A sustainable system relies on some form of feedback to be stable

Now that you know about the stocks and flows of a system, but it's also important to understand that they are constantly changing. That is because when changes in stock affect the inflows and outflows of a system then it is considered to have a feedback.

What's more, there are multiple forms of feedback. If a force stabilizes the difference between the desired and actual levels of stock then it's known as a "Balancing Feedback". This feedback is a chain of rules or physical laws that relate to the level of stock and have the ability to modify it.

Take a thermostat which balances the temperature in a room. In this case the temperature of the room itself is the stock, heat from the radiator is the infow, and the heat escaping through windows is the outflow. When the temperature falls, the thermostat notices the difference between the desired temperature and the real temperature in the room. As a result, the thermostat then tells the heater to turn on.

But that is just one form of feedback; another one is "Reinforcing Feedback", which perpetually generates more - or less - of what already exists. So, the more money you have in a savings deposit account, the more interest you gain, and the more interest you gain, the more money you have in your account. The reinforcing mechanism can produce constant, even exponential, growth or destruction.

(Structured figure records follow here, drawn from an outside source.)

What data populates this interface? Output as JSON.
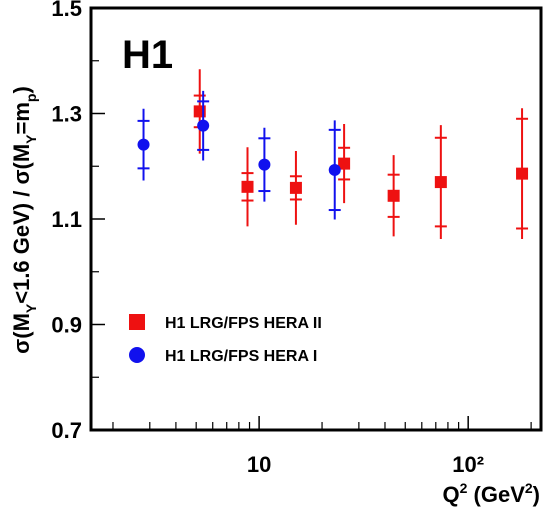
{
  "chart_data": {
    "type": "scatter",
    "annotation": "H1",
    "xscale": "log",
    "xlim": [
      1.57,
      223
    ],
    "ylim": [
      0.7,
      1.5
    ],
    "xticks": [
      10,
      {
        "value": 100,
        "label": "10²"
      }
    ],
    "xminor_ticks": [
      2,
      3,
      4,
      5,
      6,
      7,
      8,
      9,
      20,
      30,
      40,
      50,
      60,
      70,
      80,
      90,
      200
    ],
    "yticks": [
      0.7,
      0.9,
      1.1,
      1.3,
      1.5
    ],
    "yminor_ticks": [
      0.8,
      1.0,
      1.2,
      1.4
    ],
    "xlabel": [
      {
        "text": "Q"
      },
      {
        "text": "2",
        "sup": true
      },
      {
        "text": " (GeV"
      },
      {
        "text": "2",
        "sup": true
      },
      {
        "text": ")"
      }
    ],
    "ylabel": [
      {
        "text": "σ(M"
      },
      {
        "text": "Y",
        "sub": true
      },
      {
        "text": "<1.6 GeV) / σ(M"
      },
      {
        "text": "Y",
        "sub": true
      },
      {
        "text": "=m"
      },
      {
        "text": "p",
        "sub": true
      },
      {
        "text": ")"
      }
    ],
    "legend": "lower left",
    "series": [
      {
        "name": "H1 LRG/FPS HERA II",
        "color": "#ee1111",
        "marker": "square",
        "x": [
          5.2,
          8.8,
          15,
          25.5,
          44,
          74,
          181
        ],
        "values": [
          1.304,
          1.161,
          1.159,
          1.205,
          1.144,
          1.17,
          1.186
        ],
        "stat_errors": [
          0.03,
          0.026,
          0.022,
          0.03,
          0.04,
          0.084,
          0.104
        ],
        "total_errors": [
          0.08,
          0.075,
          0.07,
          0.075,
          0.077,
          0.108,
          0.124
        ]
      },
      {
        "name": "H1 LRG/FPS HERA I",
        "color": "#1111ee",
        "marker": "circle",
        "x": [
          2.8,
          5.4,
          10.6,
          23
        ],
        "values": [
          1.241,
          1.277,
          1.203,
          1.193
        ],
        "stat_errors": [
          0.045,
          0.046,
          0.05,
          0.076
        ],
        "total_errors": [
          0.068,
          0.066,
          0.07,
          0.094
        ]
      }
    ]
  }
}
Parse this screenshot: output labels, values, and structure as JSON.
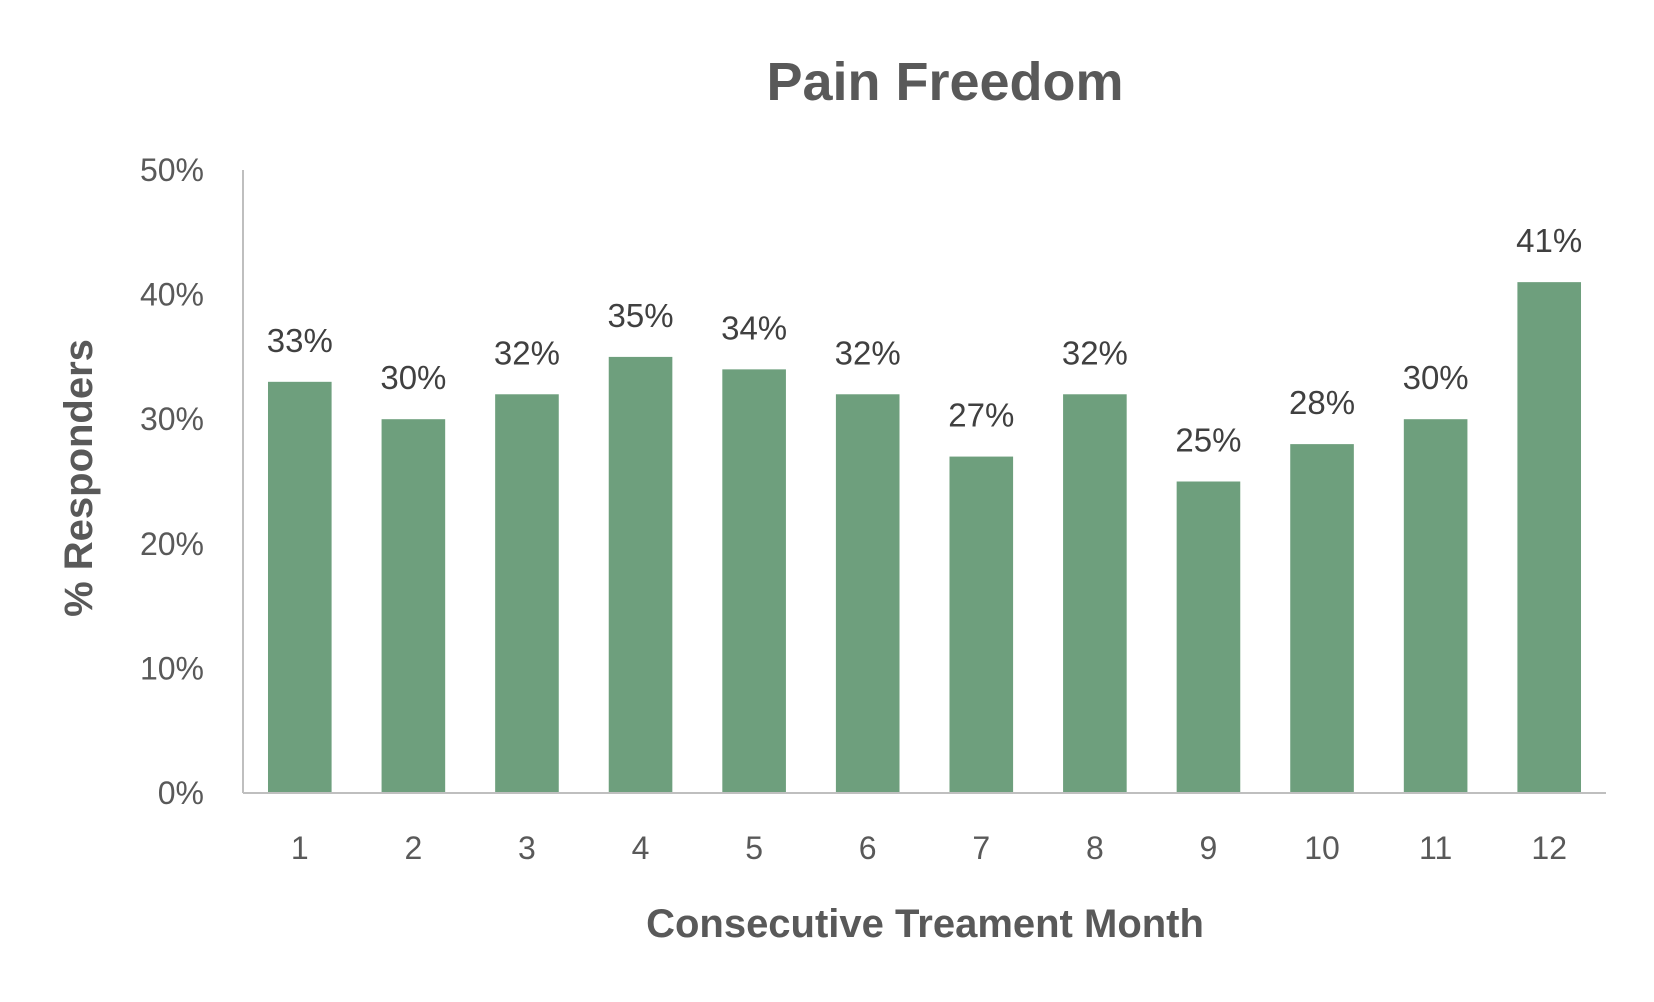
{
  "chart_data": {
    "type": "bar",
    "title": "Pain Freedom",
    "xlabel": "Consecutive Treament Month",
    "ylabel": "% Responders",
    "categories": [
      "1",
      "2",
      "3",
      "4",
      "5",
      "6",
      "7",
      "8",
      "9",
      "10",
      "11",
      "12"
    ],
    "values": [
      33,
      30,
      32,
      35,
      34,
      32,
      27,
      32,
      25,
      28,
      30,
      41
    ],
    "data_labels": [
      "33%",
      "30%",
      "32%",
      "35%",
      "34%",
      "32%",
      "27%",
      "32%",
      "25%",
      "28%",
      "30%",
      "41%"
    ],
    "ylim": [
      0,
      50
    ],
    "yticks": [
      0,
      10,
      20,
      30,
      40,
      50
    ],
    "ytick_labels": [
      "0%",
      "10%",
      "20%",
      "30%",
      "40%",
      "50%"
    ],
    "grid": false,
    "legend": "none",
    "bar_color": "#6e9f7d",
    "axis_color": "#bfbfbf"
  }
}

These two feedbacks are critically important because one of the most common as well as important system structures consists of a stock with one balancing and one reinforcing feedback.

For example, a positive rate of birth serves as a reinforcing feedback for a human population since it can produce exponential growth - the more people there are to give birth, the more babies there are, and those babies grow up to have children of their own. However, population also has it's balancing feedback - death. So, as a population becomes unsustainably large, the balancing feedback kicks in as people die due to disease or insufficient resources.